Nicaragua remains a major transit route for cocaine flowing from South America to the United States. The U.S. government estimates that more than 80 percent of the primary flow of the cocaine trafficked to the United States in the first half of 2014 transited through the Mexico/Central American corridor. Nicaragua faces limited law enforcement capabilities and sparsely populated regions that are difficult to police. Judicial corruption and political interference remain impediments to meaningful prosecution of narcotics trafficking. The unemployment rate on the Caribbean Coast of Nicaragua is over 55 percent. These factors provide a favorable environment for Drug Trafficking Organizations to transit drugs, weapons, and currency, as well as to establish clandestine warehouse facilities.
Despite these conditions, Nicaragua’s civilian and military law enforcement agencies did conduct counternarcotics operations in 2014 along the coasts, near the borders with Honduras and Costa Rica, and within the North and South Caribbean Autonomous Regions. Nicaragua remains primarily a transshipment point for illegal drugs, although the country also faces continued growth in both the domestic consumption of drugs and marijuana production.

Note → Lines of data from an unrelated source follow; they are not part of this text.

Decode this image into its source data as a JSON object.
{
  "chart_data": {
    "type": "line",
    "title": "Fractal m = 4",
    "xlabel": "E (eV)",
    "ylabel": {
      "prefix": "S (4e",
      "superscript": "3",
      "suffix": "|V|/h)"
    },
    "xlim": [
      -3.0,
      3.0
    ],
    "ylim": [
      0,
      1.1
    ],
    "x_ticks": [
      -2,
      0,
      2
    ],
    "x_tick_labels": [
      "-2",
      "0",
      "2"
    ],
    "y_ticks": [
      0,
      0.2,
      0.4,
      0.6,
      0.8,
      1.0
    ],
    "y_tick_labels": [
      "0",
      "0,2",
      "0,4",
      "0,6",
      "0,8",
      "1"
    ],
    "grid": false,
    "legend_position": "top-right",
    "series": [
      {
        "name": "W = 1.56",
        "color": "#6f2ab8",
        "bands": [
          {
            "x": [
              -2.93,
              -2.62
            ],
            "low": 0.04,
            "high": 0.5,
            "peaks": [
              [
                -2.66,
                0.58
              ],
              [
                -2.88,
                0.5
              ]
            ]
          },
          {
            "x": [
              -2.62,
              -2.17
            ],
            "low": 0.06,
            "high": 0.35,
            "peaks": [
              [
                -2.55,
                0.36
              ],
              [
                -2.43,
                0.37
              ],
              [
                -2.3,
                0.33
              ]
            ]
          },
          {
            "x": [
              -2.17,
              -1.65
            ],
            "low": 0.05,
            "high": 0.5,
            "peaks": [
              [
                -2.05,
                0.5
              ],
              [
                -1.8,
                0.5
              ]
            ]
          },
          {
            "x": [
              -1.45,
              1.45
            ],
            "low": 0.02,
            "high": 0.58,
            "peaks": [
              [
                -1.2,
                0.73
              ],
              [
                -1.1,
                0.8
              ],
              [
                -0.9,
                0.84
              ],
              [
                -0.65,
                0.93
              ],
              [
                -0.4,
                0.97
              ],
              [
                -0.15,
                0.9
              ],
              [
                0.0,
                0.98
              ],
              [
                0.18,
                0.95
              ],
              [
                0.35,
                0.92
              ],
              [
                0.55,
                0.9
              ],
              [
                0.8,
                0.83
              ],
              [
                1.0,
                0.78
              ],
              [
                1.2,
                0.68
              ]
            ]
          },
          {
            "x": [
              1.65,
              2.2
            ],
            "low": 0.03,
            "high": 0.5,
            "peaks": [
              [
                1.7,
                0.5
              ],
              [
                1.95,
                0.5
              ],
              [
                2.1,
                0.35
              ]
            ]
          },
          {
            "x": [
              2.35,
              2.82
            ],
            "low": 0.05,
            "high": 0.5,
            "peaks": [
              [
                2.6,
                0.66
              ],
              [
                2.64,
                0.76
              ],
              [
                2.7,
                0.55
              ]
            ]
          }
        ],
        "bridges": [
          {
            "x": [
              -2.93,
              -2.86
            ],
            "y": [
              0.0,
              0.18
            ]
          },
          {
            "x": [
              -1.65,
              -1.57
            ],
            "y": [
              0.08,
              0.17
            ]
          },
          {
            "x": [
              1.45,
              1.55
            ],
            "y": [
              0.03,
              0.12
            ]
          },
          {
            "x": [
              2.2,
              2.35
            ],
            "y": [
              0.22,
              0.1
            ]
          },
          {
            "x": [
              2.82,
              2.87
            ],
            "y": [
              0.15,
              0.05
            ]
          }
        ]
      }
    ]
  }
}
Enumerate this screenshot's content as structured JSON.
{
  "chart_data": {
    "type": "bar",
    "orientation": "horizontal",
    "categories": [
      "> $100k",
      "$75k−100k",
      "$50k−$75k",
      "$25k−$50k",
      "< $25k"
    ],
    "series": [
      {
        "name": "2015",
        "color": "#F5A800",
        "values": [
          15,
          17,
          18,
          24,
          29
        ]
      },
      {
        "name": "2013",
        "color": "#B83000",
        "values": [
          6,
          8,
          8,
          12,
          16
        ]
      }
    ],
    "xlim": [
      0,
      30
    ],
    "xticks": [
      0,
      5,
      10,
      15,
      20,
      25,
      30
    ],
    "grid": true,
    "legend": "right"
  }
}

In June 2012, due to ongoing concerns about fiscal transparency within the Government of Nicaragua, the U.S. Department of State ceased providing certain funds to Nicaraguan government agencies. This decision, mandated by U.S. law in place at the time, led to the phasing out of several bilateral programs. Direct engagement continues at minimal levels.
INL supports civil society programs to strengthen citizen security and diminish support for transnational criminal organizations within Nicaragua, particularly in the North and South Caribbean Autonomous Regions, where violent crime and drug trafficking pose a great risk. These programs build awareness of the criminal threat in Nicaragua and increase the capacity of at-risk youth, members of indigenous groups, women, and other vulnerable populations to resist the incursion of criminal networks into their communities.